Las responde Mario Bendersky, coordinador del Departamento de Prevención Cardiovascular del Instituto modelo de Cardiología Privado.

–Tengo 44 años y mis padres tenían hipertensión arterial. ¿Cómo puedo saber si yo también la tengo?

–Una persona de 44 años, cuyos ambos padres son o eran hipertensos, tiene muchas posibilidades de serlo también. Contamos con la enorme facilidad de que el diagnóstico de hipertensión es sencillo: se hace tomando la presión, que es un procedimiento fácil. Esa persona tiene que tomarse la presión al menos dos veces al año en un lugar confiable. ¿Cuándo sospecharlo? Si la persona tiene más de 135 / 85 –que vendría a ser 13,5/8,5–, tiene que informar sobre eso a su médico y también agregarle el dato de que sus padres eran hipertensos. Las causas genéticas –son varias, porque hay múltiples mecanismos que se alteran que son heredados– son responsables de más del 90 por ciento de los casos de hipertensión.

–En los chequeos de rutina que me realizo no me han detectado hipertensión, pero tengo antecedentes familiares, ¿debería hacer un control de 24 horas?

–No, en Argentina, no. Ese control de 24 horas se llama “Mapa”, que es la sigla de “monitoreo ambulatorio de la presión arterial”. En el Reino Unido, las guías para la práctica médica señalan que para el diagnóstico de la presión es necesario un monitoreo ambulatorio; pero en Argentina, no. Sí, en cambio, tiene que ir al menos dos veces al año a un lugar confiable donde puedan tomársela y seguir una serie de pautas, como mantenerse sentado cinco minutos y, si el promedio de las tomas es 135/85, consultar con el médico. En Argentina, el monitoreo ambulatorio se deja para casos en los que hay duda del diagnóstico o del seguimiento del tratamiento.

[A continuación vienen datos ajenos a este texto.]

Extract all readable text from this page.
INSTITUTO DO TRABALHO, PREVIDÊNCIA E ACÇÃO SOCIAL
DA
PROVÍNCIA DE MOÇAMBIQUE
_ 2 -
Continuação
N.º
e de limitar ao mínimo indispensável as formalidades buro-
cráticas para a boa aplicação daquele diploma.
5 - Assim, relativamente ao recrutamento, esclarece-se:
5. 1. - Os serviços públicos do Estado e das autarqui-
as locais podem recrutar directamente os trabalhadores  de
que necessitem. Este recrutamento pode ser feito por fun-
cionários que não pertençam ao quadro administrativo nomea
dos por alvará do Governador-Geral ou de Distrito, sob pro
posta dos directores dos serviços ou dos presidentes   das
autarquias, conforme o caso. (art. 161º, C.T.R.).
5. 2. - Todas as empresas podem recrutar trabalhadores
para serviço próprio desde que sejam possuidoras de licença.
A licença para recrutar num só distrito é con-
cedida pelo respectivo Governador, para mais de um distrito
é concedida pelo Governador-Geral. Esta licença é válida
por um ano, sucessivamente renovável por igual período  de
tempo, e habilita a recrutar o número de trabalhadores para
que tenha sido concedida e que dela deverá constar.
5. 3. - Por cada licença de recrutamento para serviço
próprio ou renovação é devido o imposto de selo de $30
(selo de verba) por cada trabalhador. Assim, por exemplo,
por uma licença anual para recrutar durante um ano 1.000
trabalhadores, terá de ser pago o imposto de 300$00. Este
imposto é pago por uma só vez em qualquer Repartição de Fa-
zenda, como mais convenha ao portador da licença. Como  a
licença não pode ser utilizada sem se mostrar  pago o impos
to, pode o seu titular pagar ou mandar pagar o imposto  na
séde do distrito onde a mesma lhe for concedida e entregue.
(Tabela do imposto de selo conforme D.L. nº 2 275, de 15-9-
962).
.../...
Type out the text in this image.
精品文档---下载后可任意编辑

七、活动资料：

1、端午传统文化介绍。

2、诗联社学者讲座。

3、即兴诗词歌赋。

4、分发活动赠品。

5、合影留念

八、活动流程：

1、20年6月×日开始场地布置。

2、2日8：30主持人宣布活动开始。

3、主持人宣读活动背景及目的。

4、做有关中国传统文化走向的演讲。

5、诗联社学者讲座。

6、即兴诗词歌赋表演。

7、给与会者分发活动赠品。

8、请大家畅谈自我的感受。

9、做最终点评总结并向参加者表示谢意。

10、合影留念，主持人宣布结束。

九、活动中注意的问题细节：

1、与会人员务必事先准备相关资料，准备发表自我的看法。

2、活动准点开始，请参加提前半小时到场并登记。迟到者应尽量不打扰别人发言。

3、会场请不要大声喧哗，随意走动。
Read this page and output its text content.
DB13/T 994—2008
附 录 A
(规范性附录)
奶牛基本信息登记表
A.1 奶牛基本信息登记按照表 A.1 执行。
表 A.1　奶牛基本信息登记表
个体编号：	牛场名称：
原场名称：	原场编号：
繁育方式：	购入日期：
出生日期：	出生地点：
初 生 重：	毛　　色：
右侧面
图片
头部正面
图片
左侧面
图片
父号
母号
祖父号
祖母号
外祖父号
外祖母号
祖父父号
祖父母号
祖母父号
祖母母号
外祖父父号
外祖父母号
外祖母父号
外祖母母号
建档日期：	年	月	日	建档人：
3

–¿La edad avanzada es un factor de riesgo?

–En los países occidentales, sí. Hay estudios realizados en poblaciones aborígenes que muestran, en cambio, que en ellas no aumenta la hipertensión con la edad. En la población occidental, la proporción de hipertensos aumenta con la edad, hasta llegar a cifras sorprendentes. Por ejemplo: en casi un 70 por ciento, los mayores de 70 años en la Argentina tiene alguna forma de hipertensión arterial.

–Tengo hipertensión, tomo los medicamentos y hago actividad física y dieta saludable. En las últimas tomas de tensión los datos son normales: ¿puedo interrumpir la medicación?

–En general, la respuesta es no. Eso sólo lo puede decidir, en unos pocos casos, el médico tratante, pero la mayoría de las veces la respuesta es no suspender.

–Tengo hipoacusia y por eso es difícil para mí utilizar el tensiómetro tradicional. ¿Son confiables los digitales? ¿Debería complementarlo con un control en enfermería?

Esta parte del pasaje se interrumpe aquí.